Cuando se afirma que el año que termina fue desafiante para Colombia en varios frentes, es inevitable mencionar la economía. Si bien las apuestas desde un comienzo no eran las mejores, la verdad es que los resultados estuvieron por debajo de las expectativas. La cifra definitiva demorará en conocerse, pero todo indica que el crecimiento del producto interno bruto será inferior al 2 por ciento en el 2016, un nivel inadecuado para el país.
Quizás el único consuelo es que estaremos bien por encima del promedio de América Latina, en donde la recesión continúa. El fin de la bonanza de precios de las materias primas le sigue pasando su cuenta de cobro a la región, y nosotros no nos hemos escapado de esa destorcida.
Sin embargo, es importante señalar que aquí se complicaron las cosas en el segundo semestre, pues durante el primero los resultados estuvieron cerca de las proyecciones de los expertos. El verdadero frenazo en la actividad productiva comenzó con el paro camionero que tuvo lugar en la parte media del calendario y dejó daños más profundos que los calculados en un principio.
Peor todavía es que cuando el transporte se normalizó, ni la industria ni el comercio pudieron recuperar la dinámica perdida. La demanda interna, que había sido el gran motor de ambos sectores, dio marcha atrás debido a una reducción en los gastos gubernamentales y a una actitud de mayor cautela de los consumidores.
Diferentes elementos influyeron en el frenazo. La inflación se halla en una senda descendente, pero llegó al 9 por ciento anual en julio. El alza en los precios, vinculada a los alimentos, cuya oferta se redujo por el fenómeno del Niño, golpeó los ingresos reales de los hogares.
A su vez, el aumento en las tasas de interés elevó el costo de los créditos. El reciente deterioro en los indicadores de cartera del sector financiero es un síntoma de que tanto las pequeñas y medianas empresas como las personas de a pie encuentran mayores dificultades para cumplir con sus obligaciones a tiempo.
Por otro lado, la polarización política y la incertidumbre en torno al rumbo del proceso de paz con las Farc habrían influido sobre el ánimo de la gente.
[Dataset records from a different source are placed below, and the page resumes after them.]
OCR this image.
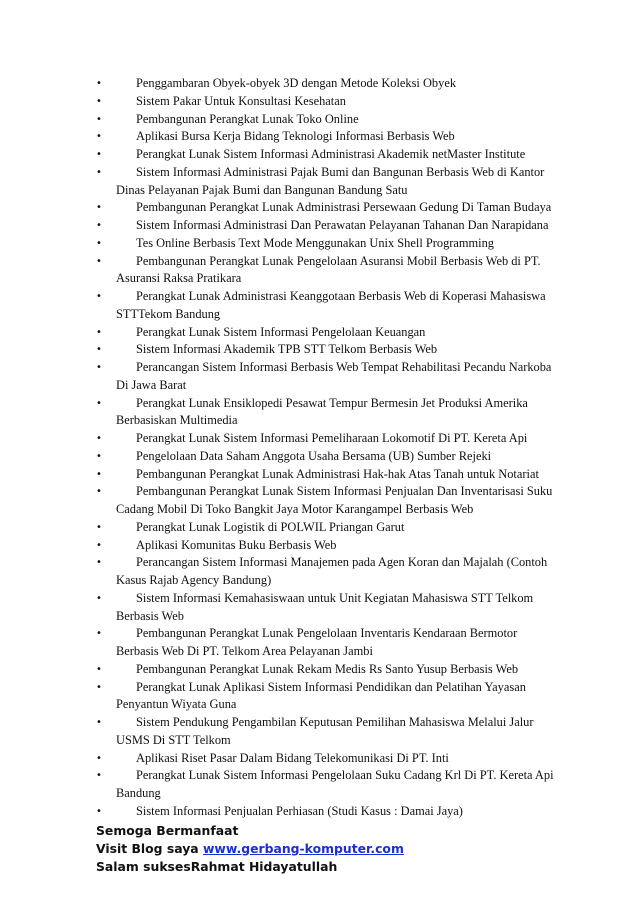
•	Penggambaran Obyek-obyek 3D dengan Metode Koleksi Obyek
•	Sistem Pakar Untuk Konsultasi Kesehatan
•	Pembangunan Perangkat Lunak Toko Online
•	Aplikasi Bursa Kerja Bidang Teknologi Informasi Berbasis Web
•	Perangkat Lunak Sistem Informasi Administrasi Akademik netMaster Institute
•	Sistem Informasi Administrasi Pajak Bumi dan Bangunan Berbasis Web di Kantor Dinas Pelayanan Pajak Bumi dan Bangunan Bandung Satu
•	Pembangunan Perangkat Lunak Administrasi Persewaan Gedung Di Taman Budaya
•	Sistem Informasi Administrasi Dan Perawatan Pelayanan Tahanan Dan Narapidana
•	Tes Online Berbasis Text Mode Menggunakan Unix Shell Programming
•	Pembangunan Perangkat Lunak Pengelolaan Asuransi Mobil Berbasis Web di PT. Asuransi Raksa Pratikara
•	Perangkat Lunak Administrasi Keanggotaan Berbasis Web di Koperasi Mahasiswa STTTekom Bandung
•	Perangkat Lunak Sistem Informasi Pengelolaan Keuangan
•	Sistem Informasi Akademik TPB STT Telkom Berbasis Web
•	Perancangan Sistem Informasi Berbasis Web Tempat Rehabilitasi Pecandu Narkoba Di Jawa Barat
•	Perangkat Lunak Ensiklopedi Pesawat Tempur Bermesin Jet Produksi Amerika Berbasiskan Multimedia
•	Perangkat Lunak Sistem Informasi Pemeliharaan Lokomotif Di PT. Kereta Api
•	Pengelolaan Data Saham Anggota Usaha Bersama (UB) Sumber Rejeki
•	Pembangunan Perangkat Lunak Administrasi Hak-hak Atas Tanah untuk Notariat
•	Pembangunan Perangkat Lunak Sistem Informasi Penjualan Dan Inventarisasi Suku Cadang Mobil Di Toko Bangkit Jaya Motor Karangampel Berbasis Web
•	Perangkat Lunak Logistik di POLWIL Priangan Garut
•	Aplikasi Komunitas Buku Berbasis Web
•	Perancangan Sistem Informasi Manajemen pada Agen Koran dan Majalah (Contoh Kasus Rajab Agency Bandung)
•	Sistem Informasi Kemahasiswaan untuk Unit Kegiatan Mahasiswa STT Telkom Berbasis Web
•	Pembangunan Perangkat Lunak Pengelolaan Inventaris Kendaraan Bermotor Berbasis Web Di PT. Telkom Area Pelayanan Jambi
•	Pembangunan Perangkat Lunak Rekam Medis Rs Santo Yusup Berbasis Web
•	Perangkat Lunak Aplikasi Sistem Informasi Pendidikan dan Pelatihan Yayasan Penyantun Wiyata Guna
•	Sistem Pendukung Pengambilan Keputusan Pemilihan Mahasiswa Melalui Jalur USMS Di STT Telkom
•	Aplikasi Riset Pasar Dalam Bidang Telekomunikasi Di PT. Inti
•	Perangkat Lunak Sistem Informasi Pengelolaan Suku Cadang Krl Di PT. Kereta Api Bandung
•	Sistem Informasi Penjualan Perhiasan (Studi Kasus : Damai Jaya)
Semoga Bermanfaat
Visit Blog saya www.gerbang-komputer.com
Salam suksesRahmat Hidayatullah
Las afirmaciones de un lado y otro llevaron a muchos ciudadanos a posponer decisiones de inversión o compra, con el argumento de que el palo no está para cucharas, como dice el conocido refrán.
Y el ambiente no mejoró con la discusión de la reforma tributaria, que viene de ser aprobada por el Congreso. Así los economistas insistan en que se trataba de escoger el menor de los dos males, pues preservar la sostenibilidad fiscal es clave, nadie recibe de buena gana una mayor carga impositiva.
Algo se salva, claro está. La hotelería se vio fortalecida, y la construcción de obras de infraestructura se proyecta como un renglón de gran dinamismo, mientras el empleo aguantó el chaparrón, según lo muestra el incremento en la población ocupada.
Aun así, hay más ceños fruncidos que tranquilidad. Las esperanzas de reactivación están puestas en el 2017, a ver si cambia el viento. Solo de esa manera se olvidarían los sinsabores de estos meses que, en lo económico, empezaron regular y terminaron mal.